Love and the Zuellig Building
I’ve always had a thing for the Zuellig Building and it is not because of the fact that with just one glance, you can easily admit that it is more than just an architectural marvel, it is a work of art. They way it plays with light, and space, and form, and air, is given. I read a lot and I am confident that the Zuellig Building is at par with what the rest of the world could offer.
But inasmuch as some people would say that this building at the corner of Paseo de Roxas and Makati Avenue in Makati Central Business District gives them the creeps as it feels like “a ghost of a building,” each time I take a look at its near-completed facade gives me that pang in my heart of a love that I once had and inevitably lost.
I once wanted to become an architect, but one of my godfather who was also an architect in Davao scarred the fragile mind of a young idealistic boy during his early “when-I-grow-up-I-want-to-become” years. To put it bluntly, he told me not to become an architect simply because “there’s no money here.” And so I set my eyes to other things in life, something less romantic, something less expressive. My godfather, that godfather, with his one-liner about what is a lucrative career path in life, changed me more than what he might possibly realize.
And maybe this is why when I watch ’500 Days of Summer’ or ‘How I Met Your Mother,’ I feel some sort of connection to the characters, because even if I have now fully embraced the world of marketing and business, I am still in awe with magnificent-looking buildings and structures. I am never gonna be ashamed to look up at structures and take pictures. Some people would go ‘wow’ over pristine beaches which I have seen a lot as a kid. You go wild over white sand. I go crazy over man-made structures.
I know the impact of Zuellig Pharma on the Philippines. Just a quick scan of the Philippine Pharmacopoeia or Business World would make one see that clearly. But although my love for architecture is still with me to this very day, the Zuellig Building is more importantly a constant reminder for me about a girl that has a special place in my heart.

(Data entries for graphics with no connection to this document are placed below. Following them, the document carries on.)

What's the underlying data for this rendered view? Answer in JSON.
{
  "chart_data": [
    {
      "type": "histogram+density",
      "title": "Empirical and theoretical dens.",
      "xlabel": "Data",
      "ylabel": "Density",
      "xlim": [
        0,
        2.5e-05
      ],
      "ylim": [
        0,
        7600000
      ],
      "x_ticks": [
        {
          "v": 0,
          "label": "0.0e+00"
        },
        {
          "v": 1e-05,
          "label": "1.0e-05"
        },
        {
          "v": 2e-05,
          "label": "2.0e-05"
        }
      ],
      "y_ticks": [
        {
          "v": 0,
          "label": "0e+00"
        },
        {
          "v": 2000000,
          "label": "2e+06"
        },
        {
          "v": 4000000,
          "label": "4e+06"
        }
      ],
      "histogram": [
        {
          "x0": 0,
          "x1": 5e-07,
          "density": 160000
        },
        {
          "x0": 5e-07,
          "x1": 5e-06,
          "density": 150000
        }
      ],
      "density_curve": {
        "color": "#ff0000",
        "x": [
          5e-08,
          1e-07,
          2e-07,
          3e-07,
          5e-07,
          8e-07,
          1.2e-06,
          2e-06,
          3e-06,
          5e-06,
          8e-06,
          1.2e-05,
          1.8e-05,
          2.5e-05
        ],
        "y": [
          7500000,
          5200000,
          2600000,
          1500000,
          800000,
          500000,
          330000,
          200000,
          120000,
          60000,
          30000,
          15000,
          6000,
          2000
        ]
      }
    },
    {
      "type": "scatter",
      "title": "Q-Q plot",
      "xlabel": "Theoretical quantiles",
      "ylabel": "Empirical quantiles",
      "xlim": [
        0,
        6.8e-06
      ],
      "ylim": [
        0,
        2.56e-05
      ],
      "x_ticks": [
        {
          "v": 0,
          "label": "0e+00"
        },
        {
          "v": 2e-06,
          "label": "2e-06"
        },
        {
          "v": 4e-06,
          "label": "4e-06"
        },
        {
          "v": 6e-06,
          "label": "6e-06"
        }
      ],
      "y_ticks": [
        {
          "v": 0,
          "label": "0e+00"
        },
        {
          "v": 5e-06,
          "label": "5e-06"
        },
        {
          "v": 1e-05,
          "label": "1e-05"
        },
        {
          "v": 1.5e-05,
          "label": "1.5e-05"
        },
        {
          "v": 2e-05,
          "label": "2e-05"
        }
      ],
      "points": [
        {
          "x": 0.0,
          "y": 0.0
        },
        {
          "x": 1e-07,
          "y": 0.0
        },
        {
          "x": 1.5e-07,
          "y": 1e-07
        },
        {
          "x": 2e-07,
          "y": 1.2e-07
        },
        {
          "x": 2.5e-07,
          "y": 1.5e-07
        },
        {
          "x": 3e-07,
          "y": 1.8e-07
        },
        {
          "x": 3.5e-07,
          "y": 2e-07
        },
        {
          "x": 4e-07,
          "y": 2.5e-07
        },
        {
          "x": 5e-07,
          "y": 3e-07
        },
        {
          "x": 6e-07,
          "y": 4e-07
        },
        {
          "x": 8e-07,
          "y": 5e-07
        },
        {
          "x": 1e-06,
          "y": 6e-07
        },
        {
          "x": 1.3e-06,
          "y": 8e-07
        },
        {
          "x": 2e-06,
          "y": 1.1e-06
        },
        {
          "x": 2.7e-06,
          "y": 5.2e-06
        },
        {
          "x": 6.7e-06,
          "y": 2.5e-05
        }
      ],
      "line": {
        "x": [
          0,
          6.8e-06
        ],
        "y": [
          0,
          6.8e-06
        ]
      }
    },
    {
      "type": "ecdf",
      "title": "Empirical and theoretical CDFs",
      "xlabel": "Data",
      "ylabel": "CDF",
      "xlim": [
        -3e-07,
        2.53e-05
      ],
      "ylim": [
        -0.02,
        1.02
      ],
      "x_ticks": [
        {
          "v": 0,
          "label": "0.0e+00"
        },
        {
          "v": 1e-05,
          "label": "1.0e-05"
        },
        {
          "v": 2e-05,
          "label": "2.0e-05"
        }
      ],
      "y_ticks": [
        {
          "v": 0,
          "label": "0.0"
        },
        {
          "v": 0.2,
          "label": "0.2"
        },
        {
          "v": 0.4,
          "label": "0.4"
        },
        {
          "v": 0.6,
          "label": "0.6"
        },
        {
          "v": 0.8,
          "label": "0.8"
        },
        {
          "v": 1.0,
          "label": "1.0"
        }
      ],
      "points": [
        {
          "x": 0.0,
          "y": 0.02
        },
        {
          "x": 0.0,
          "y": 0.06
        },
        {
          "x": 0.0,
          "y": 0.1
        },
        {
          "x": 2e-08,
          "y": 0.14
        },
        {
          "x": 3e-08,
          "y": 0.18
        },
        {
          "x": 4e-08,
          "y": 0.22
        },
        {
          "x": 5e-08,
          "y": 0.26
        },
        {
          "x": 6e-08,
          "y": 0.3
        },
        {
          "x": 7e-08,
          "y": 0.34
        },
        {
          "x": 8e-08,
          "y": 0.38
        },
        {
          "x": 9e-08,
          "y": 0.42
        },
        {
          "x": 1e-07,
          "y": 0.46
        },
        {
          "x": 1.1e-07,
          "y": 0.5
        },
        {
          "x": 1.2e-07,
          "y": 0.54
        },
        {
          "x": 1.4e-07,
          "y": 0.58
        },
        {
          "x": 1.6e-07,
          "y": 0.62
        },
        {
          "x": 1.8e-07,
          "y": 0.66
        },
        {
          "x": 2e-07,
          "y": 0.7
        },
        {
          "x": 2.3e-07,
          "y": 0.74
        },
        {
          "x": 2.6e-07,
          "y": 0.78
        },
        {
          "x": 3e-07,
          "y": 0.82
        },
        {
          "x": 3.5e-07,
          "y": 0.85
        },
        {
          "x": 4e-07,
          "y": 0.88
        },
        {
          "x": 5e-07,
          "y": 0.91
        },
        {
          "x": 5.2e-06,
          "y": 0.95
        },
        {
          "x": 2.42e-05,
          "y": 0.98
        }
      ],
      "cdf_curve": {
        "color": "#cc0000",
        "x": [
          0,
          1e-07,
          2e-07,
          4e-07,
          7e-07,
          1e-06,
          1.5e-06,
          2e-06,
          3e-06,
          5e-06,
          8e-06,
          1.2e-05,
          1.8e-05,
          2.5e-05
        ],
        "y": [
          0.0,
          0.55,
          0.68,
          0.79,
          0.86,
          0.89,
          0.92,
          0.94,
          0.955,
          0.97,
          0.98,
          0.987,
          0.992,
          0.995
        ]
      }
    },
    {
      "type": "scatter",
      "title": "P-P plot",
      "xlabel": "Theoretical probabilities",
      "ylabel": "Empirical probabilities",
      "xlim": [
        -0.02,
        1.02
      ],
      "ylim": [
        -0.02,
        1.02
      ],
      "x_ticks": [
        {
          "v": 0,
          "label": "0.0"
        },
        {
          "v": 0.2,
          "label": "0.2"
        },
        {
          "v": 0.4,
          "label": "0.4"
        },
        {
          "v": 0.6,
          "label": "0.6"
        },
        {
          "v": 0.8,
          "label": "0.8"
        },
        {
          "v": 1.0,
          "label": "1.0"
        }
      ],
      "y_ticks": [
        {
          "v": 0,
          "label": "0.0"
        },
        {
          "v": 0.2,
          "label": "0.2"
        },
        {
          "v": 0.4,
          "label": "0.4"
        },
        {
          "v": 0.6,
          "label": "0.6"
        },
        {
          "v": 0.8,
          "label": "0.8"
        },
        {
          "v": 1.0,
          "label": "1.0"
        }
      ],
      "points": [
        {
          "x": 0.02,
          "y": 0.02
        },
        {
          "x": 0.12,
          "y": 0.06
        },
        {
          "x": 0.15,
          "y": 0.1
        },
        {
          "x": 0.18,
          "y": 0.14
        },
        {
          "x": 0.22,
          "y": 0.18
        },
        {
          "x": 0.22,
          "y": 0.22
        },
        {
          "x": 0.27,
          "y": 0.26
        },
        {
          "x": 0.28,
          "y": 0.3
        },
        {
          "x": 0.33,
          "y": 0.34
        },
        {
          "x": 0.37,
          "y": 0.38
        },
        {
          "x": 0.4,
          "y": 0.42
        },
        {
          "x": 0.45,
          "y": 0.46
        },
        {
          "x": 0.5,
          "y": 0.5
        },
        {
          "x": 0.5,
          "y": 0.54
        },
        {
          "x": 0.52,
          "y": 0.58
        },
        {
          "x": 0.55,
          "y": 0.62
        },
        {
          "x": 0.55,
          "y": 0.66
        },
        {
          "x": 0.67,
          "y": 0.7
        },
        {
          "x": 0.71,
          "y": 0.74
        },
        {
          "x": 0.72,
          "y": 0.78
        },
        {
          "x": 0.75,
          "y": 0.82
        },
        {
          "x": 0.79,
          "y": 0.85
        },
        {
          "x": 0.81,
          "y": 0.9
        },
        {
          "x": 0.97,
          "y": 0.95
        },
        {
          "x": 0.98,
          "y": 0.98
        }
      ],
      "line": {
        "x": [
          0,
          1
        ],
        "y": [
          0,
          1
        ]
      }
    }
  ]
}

I only really dated one girl in my life. I first met her at Starbucks last 2006. We were on, and off, and on, and off, and inasmuch as she saw me at my best, she also saw me at my worst. She was an architect, and to this very moment, I can still vividly recall the things we did and the things we did not do. I am still reminded of the movies we saw, and the stuff we talked about.
One of our constant topics, as expected, was work. Last 2008, she being an architect and as I was trying to put up the Shinagawa Lasik & Aesthetics Center in Makati, we began to talk about the Zuellig Building and how we envisioned it to be. I particularly wanted the 1,000 sqm clinic project I handled at that time to be in Zuellig Building, but as time was of the essence, I could not wait, and we ended up putting it up in The Enterprise Center.
Princess, the last time we got to talk, I was at my worst. And it is one of the reasons I could not be anything more. I know you’re with someone now the last time I checked, and within months away from what could be another major milestone in my life, I have to say it is easier for me to make such decisions, because I know I really have nothing left to lose.
But time passes quickly and I know for a fact that in one way or another, you would Google the words ‘Zuellig Building,’ and this is just me reaching out in one way or another. It is not that I am not vouching for your happiness. But let’s just say I hope you now know that I’m not perfect, and that I’m still here.